Lightning Strike! is an electrically driven hydroplane designed to set a new world electric water speed record. The standing Union Internationale Motornautique (UIM) record belongs to Fiona, Countess of Arran, whose 1989 mark in An Stradag stands at 50.825mph (81.793kph).
The team was formed in January 2001 consisting of: Malcolm Pittwood, Phil Evans, Paul Hannaford and Novie Dzinora. Phil Evans is responsible for the design concept. Lightning Strike is 20-feet (6.1metres) in length and is 7feet 6 inches (2.29metres) wide across the sponsons. Boat builders Farrow and Chambers Ltd. of Grimsby built the craft.
Lightning Strike is to be powered by electric motors driving through a surface-piercing prop. As with any electric vehicle, it is the balance of the weight of stored energy to duration and power that matters. The long foredeck in front of the cockpit could house up to a ton of batteries. The batteries may be moved fore and aft within the foredeck to help adjust trim.
The project still needs a cash budget of £25,000 and ways of raising this capital are currently being sought. Whilst there will be no Supporters Club ideas are being expanded on so that dedicated followers can have a close attachment and make an important contribution. A website is to be uploaded to www.lightningstrike-wsr.com ready for a full press launch. Please visit this site for updates. Alternatively, enquiries regarding sponsorship can be made by email to LStrikeWSR@aol.com
Once the team are satisfied that all is well with the hydroplane then testing will transfer to Coniston Water in the Lake District where their is an agreement in principle to run for the project's ultimate goal of exceeding 100mph (161kph) and capture the coveted World Water Speed Record for Britain.
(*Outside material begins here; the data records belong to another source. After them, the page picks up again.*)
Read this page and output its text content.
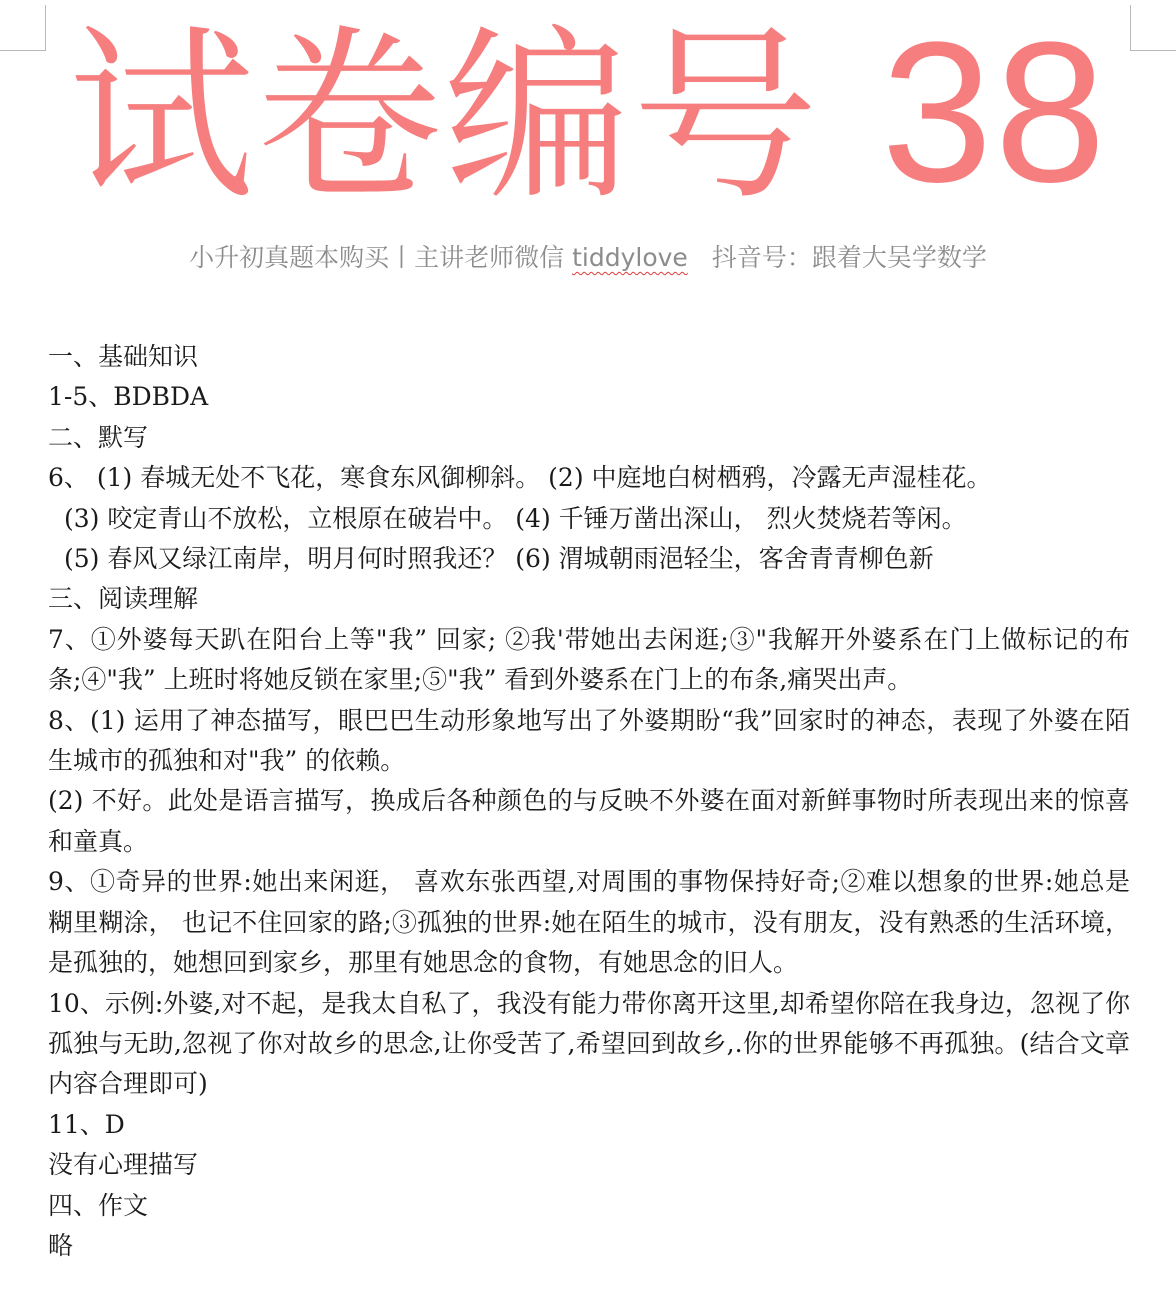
试卷编号 38
小升初真题本购买丨主讲老师微信 tiddylove 抖音号：跟着大吴学数学

一、基础知识

1-5、BDBDA

二、默写

6、 (1) 春城无处不飞花，寒食东风御柳斜。 (2) 中庭地白树栖鸦，冷露无声湿桂花。

(3) 咬定青山不放松，立根原在破岩中。 (4) 千锤万凿出深山， 烈火焚烧若等闲。

(5) 春风又绿江南岸，明月何时照我还？ (6) 渭城朝雨浥轻尘，客舍青青柳色新

三、阅读理解

7、①外婆每天趴在阳台上等"我” 回家; ②我'带她出去闲逛;③"我解开外婆系在门上做标记的布条;④"我” 上班时将她反锁在家里;⑤"我” 看到外婆系在门上的布条,痛哭出声。

8、(1) 运用了神态描写，眼巴巴生动形象地写出了外婆期盼“我”回家时的神态，表现了外婆在陌生城市的孤独和对"我” 的依赖。

(2) 不好。此处是语言描写，换成后各种颜色的与反映不外婆在面对新鲜事物时所表现出来的惊喜和童真。

9、①奇异的世界:她出来闲逛， 喜欢东张西望,对周围的事物保持好奇;②难以想象的世界:她总是糊里糊涂， 也记不住回家的路;③孤独的世界:她在陌生的城市，没有朋友，没有熟悉的生活环境，是孤独的，她想回到家乡，那里有她思念的食物，有她思念的旧人。

10、示例:外婆,对不起，是我太自私了，我没有能力带你离开这里,却希望你陪在我身边，忽视了你孤独与无助,忽视了你对故乡的思念,让你受苦了,希望回到故乡,.你的世界能够不再孤独。(结合文章内容合理即可)

11、D

没有心理描写

四、作文

略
The Royal Yachting Association will oversee any record attempts for UIM ratification. UIM rules allow for only 20 minutes between runs for a two-way record for electric craft, unlike piston or jet power, which gets the full 60 minutes. While these limitations are considered to penalise electric vehicles, until such time as a review to remove the disadvantage, the project is bound to comply. It is not yet decided who will pilot the boat, but each of the team members believe they could do the job if it comes their way.
The team aim to continue the long tradition of British water speed record breaking, with an environmentally sound fuel source and prove that water and electricity do mix. Good luck from all the Solar Navigator team.